Trust is a valuable thing. It can be the binding force that helps people build each other up or the key to betrayal and manipulation. Trusting others can help AND hurt, depending on the situation. So who can you trust? Technically speaking: No one.

There is a common fallacy known as the Appeal to Trust. This points out the flaws in an argument that the information presented to a person is true or not based on what that person thinks of the source. For example: AP News releases a report that there is a secret crime syndication based out of Kansas. Because AP News is a trusted source of information by most people, those people are inclined to believe the report to be true.

This works the other way, too. If you see information from a source you DON’T trust, you are more inclined to believe that the information is false.

Both scenarios can be problematic because it assumes the absolute between trust and fact. This can lead to people believing statements that aren’t true or not believing the truth just because someone they don’t trust said it.

But this isn’t exactly the point I’m wanting to make.

Trust Me, You Can’t Trust Them

There is another fallacy of sorts. I haven’t been able to find a proper name for it, since it’s a touch hard to describe. It’s when a source of information uses your distrust of others to establish trust with themselves.

For example: A source points out how many other sources will twist facts (or even just lie) about information because they want to spread misinformation or to tell the viewers what they want to hear. By calling those sources out, it implies that they are better than that and can be trusted. This can be especially seen in political websites where there are frequently polarizing issues (republican vs democratic ideals).

This logic can be problematic because as long as the two ideals are different enough, there’s no real way to tell who is being deceptive and who is being trustworthy. This is assuming you don’t have concrete evidence for which is true BEFORE viewing the source in question.

But Here’s the Real Problem

It sounds pretty insidious, doesn’t it? But the worst part is that it can be done completely unintentionally. I know this because I sometimes do it without meaning to. As a journalist, I take immense pride in making sure that whatever I report on is factually accurate and free of bias. I believe that too many sites and news sources online distort the truth in favor of a greater agenda. As such, I want my writing to not be like those “untrustworthy” sources and be a reliable beacon of accuracy.
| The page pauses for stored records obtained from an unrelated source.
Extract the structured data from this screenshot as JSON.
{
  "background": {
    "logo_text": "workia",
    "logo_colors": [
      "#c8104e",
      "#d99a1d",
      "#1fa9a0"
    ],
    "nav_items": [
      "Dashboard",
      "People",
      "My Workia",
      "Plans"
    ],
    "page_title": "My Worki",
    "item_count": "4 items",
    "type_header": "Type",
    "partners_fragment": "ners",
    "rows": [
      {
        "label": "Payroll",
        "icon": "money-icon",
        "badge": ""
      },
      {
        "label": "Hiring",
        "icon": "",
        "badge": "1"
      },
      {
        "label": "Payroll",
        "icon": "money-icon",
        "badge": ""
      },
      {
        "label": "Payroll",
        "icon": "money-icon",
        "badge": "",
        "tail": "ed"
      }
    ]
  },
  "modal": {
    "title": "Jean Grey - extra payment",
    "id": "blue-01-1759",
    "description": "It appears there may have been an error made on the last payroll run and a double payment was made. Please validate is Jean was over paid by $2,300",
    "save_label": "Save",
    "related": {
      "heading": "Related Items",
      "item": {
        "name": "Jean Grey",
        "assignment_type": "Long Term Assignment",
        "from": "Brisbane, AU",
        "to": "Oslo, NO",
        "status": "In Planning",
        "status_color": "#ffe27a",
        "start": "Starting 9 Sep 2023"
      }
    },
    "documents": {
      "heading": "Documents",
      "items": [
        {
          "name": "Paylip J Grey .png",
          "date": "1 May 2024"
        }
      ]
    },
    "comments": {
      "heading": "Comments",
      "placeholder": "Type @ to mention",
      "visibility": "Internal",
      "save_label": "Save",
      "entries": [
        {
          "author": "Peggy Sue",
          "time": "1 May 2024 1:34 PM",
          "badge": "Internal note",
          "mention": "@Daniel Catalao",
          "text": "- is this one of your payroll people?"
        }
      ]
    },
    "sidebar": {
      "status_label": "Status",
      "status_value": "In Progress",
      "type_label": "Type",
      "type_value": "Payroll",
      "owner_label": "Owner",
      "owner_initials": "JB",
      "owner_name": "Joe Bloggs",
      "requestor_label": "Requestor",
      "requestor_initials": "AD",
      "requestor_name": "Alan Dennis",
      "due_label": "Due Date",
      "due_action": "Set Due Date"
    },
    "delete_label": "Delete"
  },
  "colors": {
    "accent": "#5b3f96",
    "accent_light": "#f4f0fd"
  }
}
See where I’m going with this? I want you to trust me because I’m not like those other sites that’d rather trick or mislead you. But at the same time, the exact sites I’m talking about could make the same argument AGAINST me.

So Who Can I Trust?

No one. You should never trust any single news source entirely. Not even me. Whenever you find information that might be of importance, it’s a good idea to do your own research. Find the original source of the claims, whether that’s digging into official government documents, or finding unedited video, or finding the original claims. Otherwise, I’ll keep doing my best to bring you the unfiltered truth.